Decision Trees
Random Forest vs AdaBoost:
- Tree sizes: In a RF each time you make a tree, this is full-sized. Instead, in AB trees here are typically with one root node and two leaves. These are called stumps. Stumps are terrible at making decisions of course, they are weak learners.
- Voting: In RF each tree has an equal vote in the final classification. In AB some stumps get more say in the final classification.
- Dependence: In RF each decision tree is made independently of the others, the order in which they were made is not important. In AB the error is important. Basically each stump is made by taking the previous stumps mistakes into account.
Creating a forest of weak learners
- Start by assiging to each observation/sample a sample weight. Initially this is uniform.
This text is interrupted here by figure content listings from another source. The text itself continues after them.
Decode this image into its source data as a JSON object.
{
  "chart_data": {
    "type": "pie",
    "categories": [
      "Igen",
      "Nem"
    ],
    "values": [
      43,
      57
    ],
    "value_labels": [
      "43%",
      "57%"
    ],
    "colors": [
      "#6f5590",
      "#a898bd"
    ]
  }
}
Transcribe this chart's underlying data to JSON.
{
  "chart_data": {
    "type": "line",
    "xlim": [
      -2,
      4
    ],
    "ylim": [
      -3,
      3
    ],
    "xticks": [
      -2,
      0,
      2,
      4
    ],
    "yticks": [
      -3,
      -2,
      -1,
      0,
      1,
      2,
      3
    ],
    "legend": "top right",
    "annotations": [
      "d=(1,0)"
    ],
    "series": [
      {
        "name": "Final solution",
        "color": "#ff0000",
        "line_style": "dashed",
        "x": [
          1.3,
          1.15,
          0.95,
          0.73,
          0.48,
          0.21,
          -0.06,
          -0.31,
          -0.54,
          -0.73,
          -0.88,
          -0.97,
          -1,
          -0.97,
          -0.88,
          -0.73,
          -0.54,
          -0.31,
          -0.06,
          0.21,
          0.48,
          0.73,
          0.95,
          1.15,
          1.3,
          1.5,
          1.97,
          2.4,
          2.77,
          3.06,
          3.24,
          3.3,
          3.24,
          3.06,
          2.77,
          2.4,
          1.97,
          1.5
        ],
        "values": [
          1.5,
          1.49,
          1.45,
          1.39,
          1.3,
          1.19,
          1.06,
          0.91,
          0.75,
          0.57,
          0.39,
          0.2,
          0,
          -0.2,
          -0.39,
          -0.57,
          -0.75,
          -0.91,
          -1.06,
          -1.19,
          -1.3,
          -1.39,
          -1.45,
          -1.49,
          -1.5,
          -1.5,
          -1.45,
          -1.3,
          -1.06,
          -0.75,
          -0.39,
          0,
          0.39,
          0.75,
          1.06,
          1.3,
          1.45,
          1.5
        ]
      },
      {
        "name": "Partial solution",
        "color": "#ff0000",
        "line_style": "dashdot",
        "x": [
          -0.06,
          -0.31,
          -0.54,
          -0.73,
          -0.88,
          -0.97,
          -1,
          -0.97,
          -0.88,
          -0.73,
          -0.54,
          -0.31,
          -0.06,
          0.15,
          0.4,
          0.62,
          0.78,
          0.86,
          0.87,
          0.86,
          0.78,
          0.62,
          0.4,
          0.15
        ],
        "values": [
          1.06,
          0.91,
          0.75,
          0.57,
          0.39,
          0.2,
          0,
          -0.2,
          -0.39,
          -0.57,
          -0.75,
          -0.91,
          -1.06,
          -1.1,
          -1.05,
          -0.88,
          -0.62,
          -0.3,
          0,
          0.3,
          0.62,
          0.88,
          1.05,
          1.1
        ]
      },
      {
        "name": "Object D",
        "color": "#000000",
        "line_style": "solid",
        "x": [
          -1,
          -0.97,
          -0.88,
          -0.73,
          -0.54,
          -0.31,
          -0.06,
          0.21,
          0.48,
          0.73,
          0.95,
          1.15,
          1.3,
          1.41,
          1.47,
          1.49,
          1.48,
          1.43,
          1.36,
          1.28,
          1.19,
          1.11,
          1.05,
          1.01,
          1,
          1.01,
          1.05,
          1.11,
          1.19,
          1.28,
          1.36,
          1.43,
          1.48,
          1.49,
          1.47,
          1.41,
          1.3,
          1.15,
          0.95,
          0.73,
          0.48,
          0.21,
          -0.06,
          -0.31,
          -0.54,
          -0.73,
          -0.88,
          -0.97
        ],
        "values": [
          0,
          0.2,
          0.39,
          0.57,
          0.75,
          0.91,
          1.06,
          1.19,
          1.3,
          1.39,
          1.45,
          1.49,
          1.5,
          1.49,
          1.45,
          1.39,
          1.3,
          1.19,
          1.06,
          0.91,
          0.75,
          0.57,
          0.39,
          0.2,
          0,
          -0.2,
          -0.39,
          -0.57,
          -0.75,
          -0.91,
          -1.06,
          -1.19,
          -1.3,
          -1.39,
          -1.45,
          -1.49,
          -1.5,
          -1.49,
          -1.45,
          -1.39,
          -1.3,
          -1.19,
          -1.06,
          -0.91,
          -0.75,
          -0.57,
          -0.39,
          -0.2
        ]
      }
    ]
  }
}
- Make the first stump in the forest. This is done by finding the feature that does the best job at classifying the sample (assuming response is Binary). Which feature is best is calculated in terms of Gini index (lowest).
- Determine how much of a “say” this stump has. The total error for a stump is the sum of the sample weights for the incorrectly-classified observations/samples. The amount of say is calculated as follows: $$ \text{Amount of Say} = \frac{1}{2}\log\left(\frac{1 - \text{TotalError}}{\text{TotalError}}\right) $$
In reality, after making the first stump, we need to change the weights from uniform to non-uniform. We do this by increasing the sample weight of the incorrectly classified observations and decreasing the others. The formula to update the weight for the incorrectly classified weights is $$ \text{New Sample Weight} = \text{Old Sample Weight} \times e^{\text{Amount of Say}} $$ To decrease the sample weights for correctly classified samples we do $$ \text{New Sample Weight} = \text{Old Sample Weight} \times e^{-\text{Amount of Say}} $$ After updating the sample weights, we normalize them so that they sum up to one.
One could then use these updated weights in the weighted Gini index. However, another option is to randomly replicate the data proportionally to this weights.
Classifying with AdaBoost
Add up the amounts of says from stumps for each of the two response classes. A new observation is then assigned a reponse class based on the group with the highest amount of say.